Insomma, attraverso un’interiorizzazione dell’esistenza che permetta una ek-stasis, cioè un riposizionamento della coscienza al di fuori della dimensione storica. A questo scopo il libro appare come una sequenza di visioni, atmosfere oniriche, quasi irreali – così che la poesia possa farsi canto atemporale, sempre in bilico fra tragicità ed ironia: “esoterico tempo che nascondi/in aenigmate la tua identità -/ ti svelerai neo gorghi più profondi/al varco della sola Verità.” (p.43) o anche “Moltiplicare i giorni dell’attesa/nella certezza di un’estrema festa./ Eterno si fa il tempo, e l’ardua impresa/ si fa leggera. Gioia pura è questa.” (p.44) e ancora “Lo schianto giunge sordo, inavvertito -/folgore che scatena la tempesta,/palpito soffocato che s’arresta/ nel fluire di un tempo ormai impietrito” (p.47) e infine “Attento! la fantastica sventura/ si diverte soltanto ad annunciarsi./ È un falso allarme, sempre. Eterno dura/ l’inganno di epifaniche catarsi.” (p.22)
L’ironia la si avverte invece nella memoria, che attualizza situazioni passate rivalutandole attraverso un velo di maggiore consapevolezza, soprattutto con esperienze vagamente amorose: “eravamo felici, e non sapere/d’esserlo, ciechi e inquieti ci rendeva./ La coscienza imperfetta confondeva/ i sensi, e amareggiava ogni piacere.” (p.23) e “Era Amore quel futile delirio,/quell’ossessione ostile a ogni bellezza?/ Attingere la palma del martirio/ non si poteva a più sublime altezza?” (p.24)
Nonostante questo, il viaggio proposto da Il taccuino del recluso procede secondo sollecitazioni diverse perché, se è vero che risulta forte lo slancio verso il superamento della dimensione temporale o la presa di distanza -a volte paterna a volte ironica- dai fatti riportati alla luce dalla memoria, è altrettanto vero che la solitudine, la reclusione, la chiusura in se stessi porta necessariamente a un confronto con le proprie paure, i mostri interiori sovente richiamati attraverso figure della mitologia greca e della letteratura gotica. Così, capita di imbatterci, durante la lettura, in Megera o nella Medusa pietrificatrice, nel Minotauro, in Arianna e in Teseo oppure in Ligeia e Berenice, figure del mito ellenico, qui evocate in quanto personaggi di tenebrosi racconti di Edgar Allan Poe, così come Morella.

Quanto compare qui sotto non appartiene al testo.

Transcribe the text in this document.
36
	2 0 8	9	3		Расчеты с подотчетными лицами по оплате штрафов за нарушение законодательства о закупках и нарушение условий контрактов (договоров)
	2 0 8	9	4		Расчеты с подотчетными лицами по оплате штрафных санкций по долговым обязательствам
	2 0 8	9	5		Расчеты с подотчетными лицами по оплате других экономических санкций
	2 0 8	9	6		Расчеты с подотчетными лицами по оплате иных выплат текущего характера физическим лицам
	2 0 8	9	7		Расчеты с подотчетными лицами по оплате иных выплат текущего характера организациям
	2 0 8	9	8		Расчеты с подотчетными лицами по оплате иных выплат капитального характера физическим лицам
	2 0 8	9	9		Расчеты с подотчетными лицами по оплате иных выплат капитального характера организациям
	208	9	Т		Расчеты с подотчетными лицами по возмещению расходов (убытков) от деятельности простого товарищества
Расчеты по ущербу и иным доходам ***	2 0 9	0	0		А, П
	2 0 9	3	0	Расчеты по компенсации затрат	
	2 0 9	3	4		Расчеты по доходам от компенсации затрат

Alla spinta della reclusione come tentativo (con esiti incerti) di interiorizzazione del mondo e di eternizzazione del tempo, corrisponde dunque un movimento opposto, che tende a fare riemergere le paure inconsce, i dolori sepolti, gli abissi della psiche. Abbiamo pertanto accennato, da ultimo, ai mostri che affiorano alla superficie di alcune poesie a incarnare le inquietudini mai sopite, nonostante gli sforzi della volontà. E credo che in questa direzione vada a delinearsi il poemetto in quindici stanze, intitolato “Canti della clausura e del deserto”, inserito a conclusione del Taccuino del recluso quasi come una Nota a Margine, un monito che ricordi il calvario del Cristo- espressamente citato, nella sua natura di Uomo sofferente – ma anche, implicitamente, il “poeta del bel canto” per eccellenza, Orfeo, capace con la sua voce suadente e ipnotica di spezzare le catene della morte ma pur sempre vittima finale delle proprie debolezze umane.